Decades might have passed since those brave young souls’ lives were cut shot by racist bullets but the challenges remain; if anything, they become alarmingly overwhelming everyday. Although many are no longer the starving and helpless children the west has stereotyped, our children still need interventions.

However, these interventions should be modified to suit the times and the challenges at hand. The reality is that the African child of the 1970s is quite different from the millennial. For the child of the 70s to 90s grew up at a time of scarcity and instability and was forced to grow up fast in order to survive.

This child had to deal the HIV/Aids scourge; many witnessed the death of a parent or their entire families, so they became acquainted with death at quite a young age. In Uganda, children from the North or East witnessed the brutality of war and extreme poverty that came with it.

This child’s perception of life is bound to be quite different from the older child of the golden age of the 1960s where I have been reliably informed that students were served milk tea and bread for breakfast and if you did not want milk tea you had to get a doctor’s recommendation allowing you to take black tea. This child is also different from the millennial whose priority is owning the latest gadgets, living on followers, likes and subscribers.   The 70s child knew why they were at school unlike the millennials and the following generations who make it seem like they are doing their parents a favour. Many people from that generation share stories of how they had to work during holidays or part time to contribute to their school fees, so failing hurt them more than anyone else.
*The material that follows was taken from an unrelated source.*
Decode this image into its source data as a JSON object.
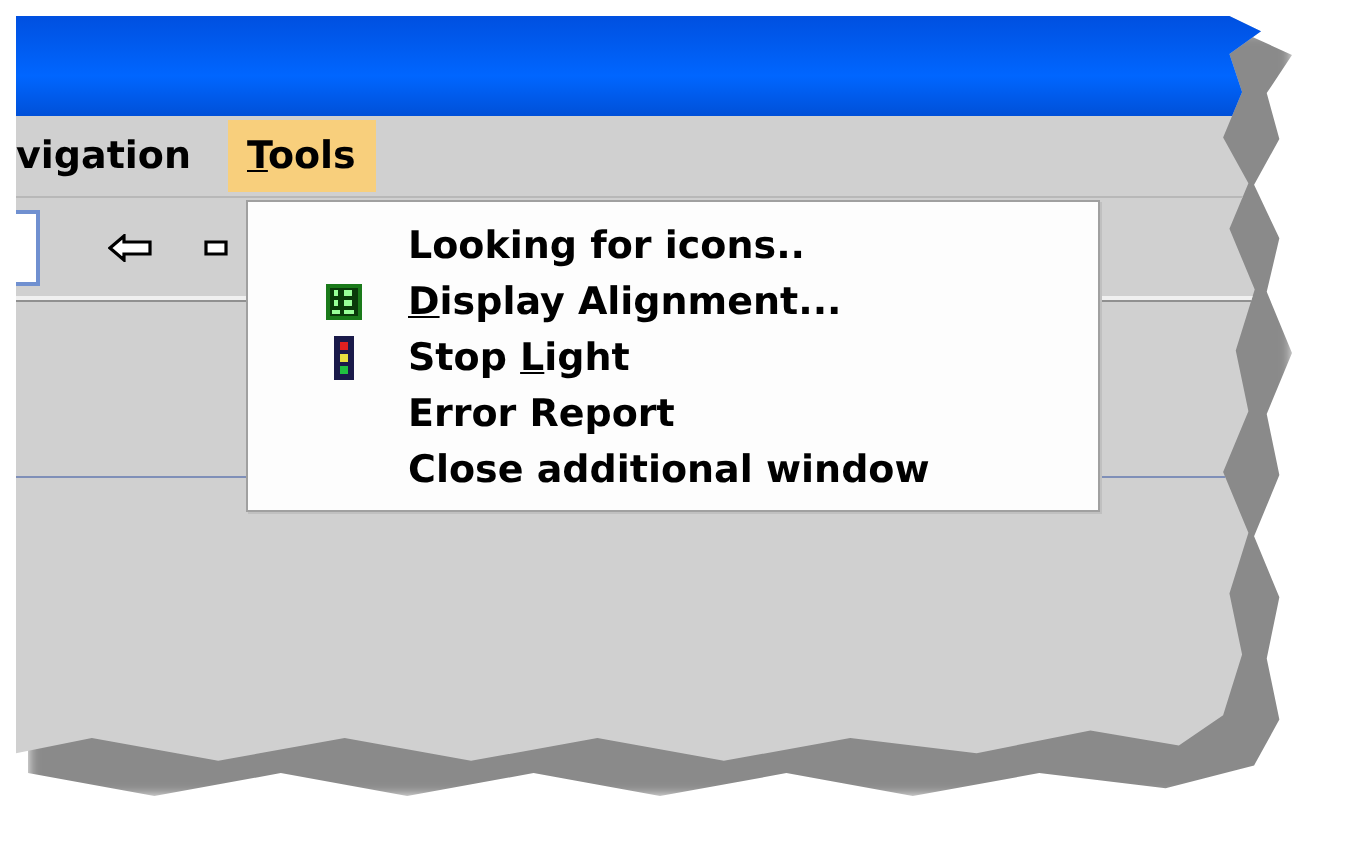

This child knew the value of people whether it was a relative or a peer because you needed every person you met.

Without the extended family one collected along their school years, you ran the risk of finding yourself homeless as you struggled to establish yourself. Your peers were your support system in case you needed to borrow text books or copy the notes you missed when you were sent home for school fees.
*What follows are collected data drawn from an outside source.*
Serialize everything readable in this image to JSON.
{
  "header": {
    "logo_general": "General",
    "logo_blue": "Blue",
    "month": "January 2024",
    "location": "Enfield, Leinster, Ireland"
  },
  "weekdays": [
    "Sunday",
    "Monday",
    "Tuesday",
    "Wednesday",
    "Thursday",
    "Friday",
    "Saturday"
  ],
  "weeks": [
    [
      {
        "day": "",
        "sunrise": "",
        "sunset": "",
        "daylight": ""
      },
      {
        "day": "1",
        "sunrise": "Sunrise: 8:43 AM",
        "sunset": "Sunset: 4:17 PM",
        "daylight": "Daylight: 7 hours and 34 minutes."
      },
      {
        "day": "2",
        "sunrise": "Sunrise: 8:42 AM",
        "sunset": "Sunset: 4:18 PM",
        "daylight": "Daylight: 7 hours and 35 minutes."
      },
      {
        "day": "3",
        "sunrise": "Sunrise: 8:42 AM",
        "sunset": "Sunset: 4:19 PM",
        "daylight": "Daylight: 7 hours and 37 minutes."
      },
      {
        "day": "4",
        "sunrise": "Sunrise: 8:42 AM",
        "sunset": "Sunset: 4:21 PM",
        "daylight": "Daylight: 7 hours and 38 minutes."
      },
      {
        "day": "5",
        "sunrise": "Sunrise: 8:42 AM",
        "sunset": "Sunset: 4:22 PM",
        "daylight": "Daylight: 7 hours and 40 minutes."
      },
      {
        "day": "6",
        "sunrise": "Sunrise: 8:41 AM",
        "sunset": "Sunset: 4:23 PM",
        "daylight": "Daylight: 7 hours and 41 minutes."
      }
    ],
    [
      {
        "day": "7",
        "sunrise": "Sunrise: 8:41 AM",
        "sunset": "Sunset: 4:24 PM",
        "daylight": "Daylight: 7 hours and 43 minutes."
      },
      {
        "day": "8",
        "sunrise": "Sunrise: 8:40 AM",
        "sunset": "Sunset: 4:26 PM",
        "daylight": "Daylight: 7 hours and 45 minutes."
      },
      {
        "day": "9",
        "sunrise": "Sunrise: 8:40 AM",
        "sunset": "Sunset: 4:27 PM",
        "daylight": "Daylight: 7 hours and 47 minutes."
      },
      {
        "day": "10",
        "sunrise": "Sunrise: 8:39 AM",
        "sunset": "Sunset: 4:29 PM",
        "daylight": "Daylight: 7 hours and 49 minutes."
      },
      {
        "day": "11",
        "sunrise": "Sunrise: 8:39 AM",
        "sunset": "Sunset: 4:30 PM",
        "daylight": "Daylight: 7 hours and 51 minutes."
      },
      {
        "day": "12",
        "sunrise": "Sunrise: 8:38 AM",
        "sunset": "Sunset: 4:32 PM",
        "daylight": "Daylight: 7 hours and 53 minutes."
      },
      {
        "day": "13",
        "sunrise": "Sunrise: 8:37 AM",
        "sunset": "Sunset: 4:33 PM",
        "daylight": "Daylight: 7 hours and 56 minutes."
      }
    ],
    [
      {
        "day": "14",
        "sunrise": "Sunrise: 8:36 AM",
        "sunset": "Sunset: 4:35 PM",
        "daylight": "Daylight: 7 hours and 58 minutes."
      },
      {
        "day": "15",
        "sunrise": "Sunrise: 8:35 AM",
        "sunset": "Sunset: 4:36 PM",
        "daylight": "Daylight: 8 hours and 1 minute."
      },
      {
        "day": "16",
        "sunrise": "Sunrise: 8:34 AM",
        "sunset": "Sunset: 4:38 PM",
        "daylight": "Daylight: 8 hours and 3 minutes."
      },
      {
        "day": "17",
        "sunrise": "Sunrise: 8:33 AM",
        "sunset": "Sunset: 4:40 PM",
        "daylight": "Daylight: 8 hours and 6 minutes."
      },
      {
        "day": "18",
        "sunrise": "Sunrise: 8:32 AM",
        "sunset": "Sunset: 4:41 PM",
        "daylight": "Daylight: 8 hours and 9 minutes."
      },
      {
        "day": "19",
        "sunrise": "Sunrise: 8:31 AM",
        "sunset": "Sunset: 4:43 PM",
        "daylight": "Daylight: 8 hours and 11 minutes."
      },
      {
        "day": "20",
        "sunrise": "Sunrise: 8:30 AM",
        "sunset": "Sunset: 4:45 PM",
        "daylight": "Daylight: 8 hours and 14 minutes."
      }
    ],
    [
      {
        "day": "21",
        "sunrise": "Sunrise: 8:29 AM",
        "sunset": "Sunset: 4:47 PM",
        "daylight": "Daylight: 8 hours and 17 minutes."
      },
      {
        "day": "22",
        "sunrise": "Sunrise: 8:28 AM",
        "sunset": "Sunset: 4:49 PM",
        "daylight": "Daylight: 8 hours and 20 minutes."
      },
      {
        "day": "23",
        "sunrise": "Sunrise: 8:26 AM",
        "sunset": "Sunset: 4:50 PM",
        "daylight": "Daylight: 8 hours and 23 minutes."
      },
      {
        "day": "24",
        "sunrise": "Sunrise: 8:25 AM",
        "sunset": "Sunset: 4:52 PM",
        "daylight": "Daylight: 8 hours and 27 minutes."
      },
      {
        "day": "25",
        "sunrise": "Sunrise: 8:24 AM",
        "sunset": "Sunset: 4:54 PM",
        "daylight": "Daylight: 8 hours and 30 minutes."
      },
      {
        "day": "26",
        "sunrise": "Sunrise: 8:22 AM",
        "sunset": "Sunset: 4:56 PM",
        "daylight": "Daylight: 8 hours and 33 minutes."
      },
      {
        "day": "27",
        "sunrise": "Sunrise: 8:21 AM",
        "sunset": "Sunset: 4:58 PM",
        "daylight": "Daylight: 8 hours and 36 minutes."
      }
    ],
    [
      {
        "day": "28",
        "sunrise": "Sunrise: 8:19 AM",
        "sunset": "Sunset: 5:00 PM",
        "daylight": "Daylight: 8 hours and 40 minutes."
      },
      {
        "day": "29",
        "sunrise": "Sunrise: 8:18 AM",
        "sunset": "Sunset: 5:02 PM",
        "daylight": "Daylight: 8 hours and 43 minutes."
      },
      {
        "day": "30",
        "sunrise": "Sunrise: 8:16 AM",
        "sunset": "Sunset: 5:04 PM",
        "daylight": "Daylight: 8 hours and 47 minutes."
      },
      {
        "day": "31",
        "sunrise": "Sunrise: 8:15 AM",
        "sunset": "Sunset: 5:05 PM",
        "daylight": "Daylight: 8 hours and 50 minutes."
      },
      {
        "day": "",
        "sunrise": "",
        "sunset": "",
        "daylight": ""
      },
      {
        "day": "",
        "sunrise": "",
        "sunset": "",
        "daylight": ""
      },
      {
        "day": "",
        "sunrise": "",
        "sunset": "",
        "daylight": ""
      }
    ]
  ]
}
These peers you kept for life you could not unfriend or block them unlike the millennial. This child also values property whether it is a simple t-shirt or a bespoke suit. Clothes, shoes, books or music cassettes were valuable things and were rare to come by, so if you had them, you looked after them well because they earned you status and friends.  With the influx of second hand clothing and cheap Chinese merchandise, a millennial treats possession with such shocking disdain. While it was perfectly normal for friends to share the same suit for their important events, millennials would rather die than be caught wearing the same outfit twice. The most expensive possession that one had was a suitcase, which was mostly metallic. Nowadays, unless the luggage bears a designer logo it is not worth a second look. 
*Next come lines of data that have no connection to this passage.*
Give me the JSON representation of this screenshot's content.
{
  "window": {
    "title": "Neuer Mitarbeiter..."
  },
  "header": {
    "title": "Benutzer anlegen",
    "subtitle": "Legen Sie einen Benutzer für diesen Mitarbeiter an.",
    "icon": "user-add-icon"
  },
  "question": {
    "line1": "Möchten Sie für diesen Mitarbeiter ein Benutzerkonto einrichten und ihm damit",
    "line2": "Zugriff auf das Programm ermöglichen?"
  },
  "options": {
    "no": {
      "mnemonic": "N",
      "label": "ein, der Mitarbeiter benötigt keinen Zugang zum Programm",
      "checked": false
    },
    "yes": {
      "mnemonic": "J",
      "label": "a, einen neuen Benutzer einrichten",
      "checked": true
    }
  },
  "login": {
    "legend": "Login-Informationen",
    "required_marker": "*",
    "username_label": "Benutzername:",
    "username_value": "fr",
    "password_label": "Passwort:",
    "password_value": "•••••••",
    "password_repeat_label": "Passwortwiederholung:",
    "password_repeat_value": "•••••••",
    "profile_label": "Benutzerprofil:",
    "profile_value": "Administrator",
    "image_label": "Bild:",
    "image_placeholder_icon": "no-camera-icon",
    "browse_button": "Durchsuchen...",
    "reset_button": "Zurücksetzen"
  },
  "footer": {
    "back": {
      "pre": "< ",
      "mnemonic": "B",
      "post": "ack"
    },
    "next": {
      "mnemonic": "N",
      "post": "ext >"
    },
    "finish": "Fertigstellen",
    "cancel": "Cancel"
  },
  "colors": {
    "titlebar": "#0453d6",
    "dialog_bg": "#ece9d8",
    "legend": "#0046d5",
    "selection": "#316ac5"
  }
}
Once school was done, you had to get some form of employment and start making money to look after your family. If you married, the marriage was for life. We know millennials who have been out of school for years but are still living at home as they find their passion. Recent statistics put the divorce rate in Uganda at 49 percent of all new marriages, which should tell you our youth’s attitude towards matrimony.

So yes, the African child still needs the global attention but the interventions should change. Many African parents are now aware of the importance of education and are willing to sell the shirt on their back to send their children to school.

So, the problem now is not access to education but access to the right education. We are also aware of the importance of a balanced diet, sanitisation and even family planning, the help we need is empowering our economies so that young people can either get jobs or start their own businesses.

But most importantly, we need the African child to be reintroduced to themselves; to learn to value their culture and heritage after decades of neocolonialism.

We need the African child to have enough faith in their abilities and to be bold enough to pursue the inventions their countries need instead of consuming what the west markets.

The African child more than anything needs a reprieve from western ideology passed on through aggressive marketing campaigns and subliminal messages. They need a chance to make choices that are purely their own; unadulterated by foreign influences and aspirations. Only this way will they be able to enjoy the freedom those brave souls sacrificed their lives for all those decades ago.